Given Excel’s massive success and nontechnical user base, which again is larger than all languages combined, it’s hard for me to see 1-based indexing was a mistake. I have experience teaching novices how to program, and 0-based indexing is always a sticking point of confusion. So from my perspective, 1-based indexing is the right choice for excel given the user base and programming style.

goatlover · on June 26, 2022

Yes, but not so much in scientific computing, where scientists and mathematicians do a lot of the coding.

kgwgk · on June 26, 2022

Because 1-based languages like Fortran, Matlab, R or Mathematica are less used in scientfic computing than elsewhere?

goatlover · on June 27, 2022

More used in scientific computing, which was my point, because only programmers think of indexing based on offset instead of the first positive integer. Nobody outside of programming in C/Unix inspired languages starts counting at 0.

kgwgk · on June 27, 2022

I may have misinterpreted you comment.

When someone wrote “Going by popularity, 1-based indexing is the established convention” and you replied “Yes, but not so much in scientific computing” I understood that as “1-based indexing is less used in scientific computing compared to general computing”.

goatlover · on June 27, 2022

Oh, either I replied to the wrong person or misread the parent.

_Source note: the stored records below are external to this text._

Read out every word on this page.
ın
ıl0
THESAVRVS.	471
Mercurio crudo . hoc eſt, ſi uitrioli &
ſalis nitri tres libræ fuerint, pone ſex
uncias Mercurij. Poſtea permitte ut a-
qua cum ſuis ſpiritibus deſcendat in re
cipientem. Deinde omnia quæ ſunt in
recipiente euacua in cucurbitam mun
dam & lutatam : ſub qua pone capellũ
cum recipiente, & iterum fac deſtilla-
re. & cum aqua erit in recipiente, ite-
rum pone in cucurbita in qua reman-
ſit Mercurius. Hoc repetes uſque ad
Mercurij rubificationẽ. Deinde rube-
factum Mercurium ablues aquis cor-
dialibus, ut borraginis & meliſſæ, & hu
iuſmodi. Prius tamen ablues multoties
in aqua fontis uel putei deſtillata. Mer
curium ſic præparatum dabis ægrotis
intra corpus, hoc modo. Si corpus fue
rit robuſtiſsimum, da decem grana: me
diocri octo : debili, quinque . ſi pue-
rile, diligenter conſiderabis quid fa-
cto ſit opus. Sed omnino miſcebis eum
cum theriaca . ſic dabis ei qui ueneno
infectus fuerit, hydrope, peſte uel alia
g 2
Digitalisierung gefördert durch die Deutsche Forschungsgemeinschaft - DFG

goatlover · on June 26, 2022

Fortran, R and Matlab have 1 based arrays. That's pretty common with scientific computing languages. I'd hardly call those pariahs, and Fortran's older than C.

ModernMech · on June 26, 2022

More programming in the world is done in a 1-based language, Excel, which has more users than all other languages combined.

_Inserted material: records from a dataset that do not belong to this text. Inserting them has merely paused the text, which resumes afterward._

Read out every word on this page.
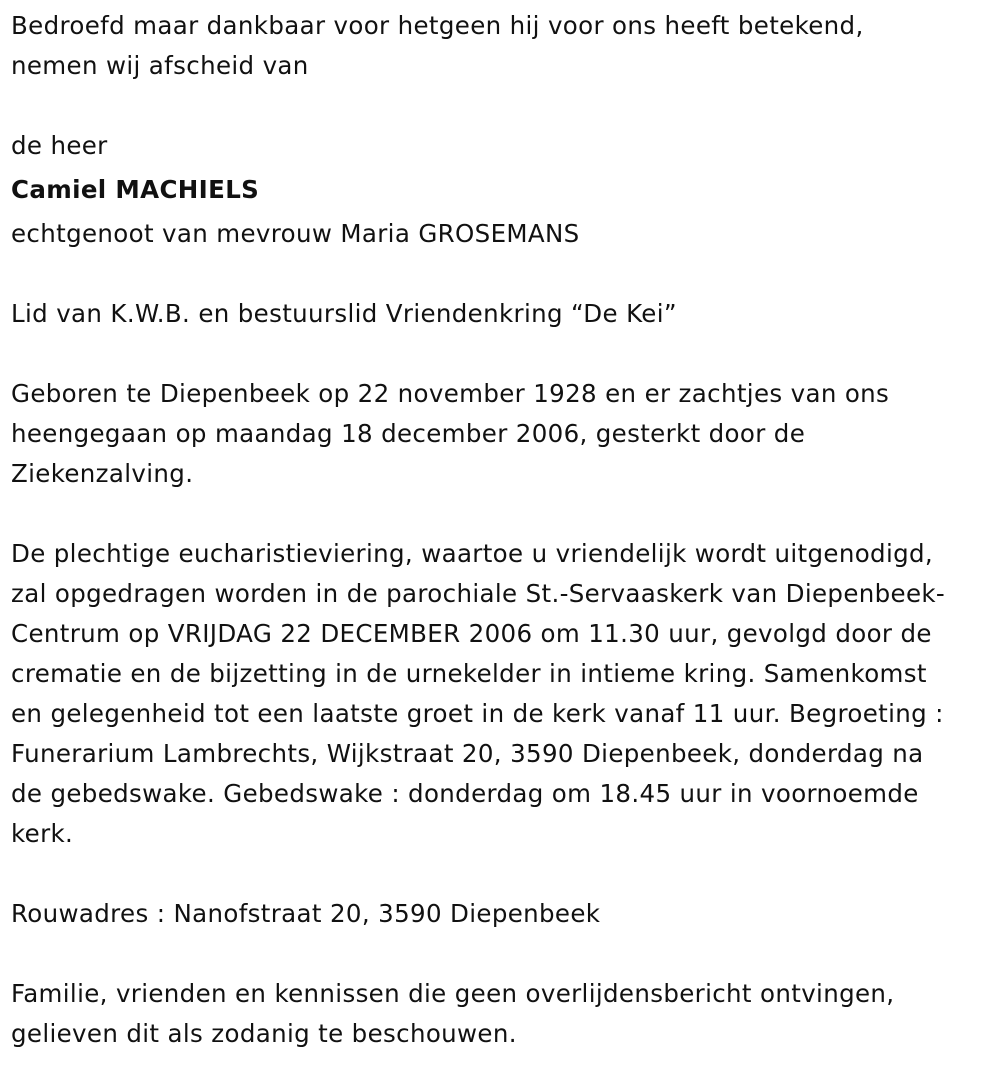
Bedroefd maar dankbaar voor hetgeen hij voor ons heeft betekend,

nemen wij afscheid van

de heer

Camiel MACHIELS

echtgenoot van mevrouw Maria GROSEMANS

Lid van K.W.B. en bestuurslid Vriendenkring “De Kei”

Geboren te Diepenbeek op 22 november 1928 en er zachtjes van ons

heengegaan op maandag 18 december 2006, gesterkt door de

Ziekenzalving.

De plechtige eucharistieviering, waartoe u vriendelijk wordt uitgenodigd,

zal opgedragen worden in de parochiale St.-Servaaskerk van Diepenbeek-

Centrum op VRIJDAG 22 DECEMBER 2006 om 11.30 uur, gevolgd door de

crematie en de bijzetting in de urnekelder in intieme kring. Samenkomst

en gelegenheid tot een laatste groet in de kerk vanaf 11 uur. Begroeting :

Funerarium Lambrechts, Wijkstraat 20, 3590 Diepenbeek, donderdag na

de gebedswake. Gebedswake : donderdag om 18.45 uur in voornoemde

kerk.

Rouwadres : Nanofstraat 20, 3590 Diepenbeek

Familie, vrienden en kennissen die geen overlijdensbericht ontvingen,

gelieven dit als zodanig te beschouwen.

0-based languages are in the minority as far as installed base and usage goes. Being 1-based is a decision dependent on target audience and application.

Fortran, one of the earliest languages, is 1-based, so there’s plenty of historical precedent.

Matlab, one of the most commercially successful languages in history is 1-based, so it’s not exactly a barrier to adoption.

anothernewdude · on June 27, 2022

If you're counting the number of people who use excel spreadsheets as "programming in excel" then that's great. I no longer need to take you seriously.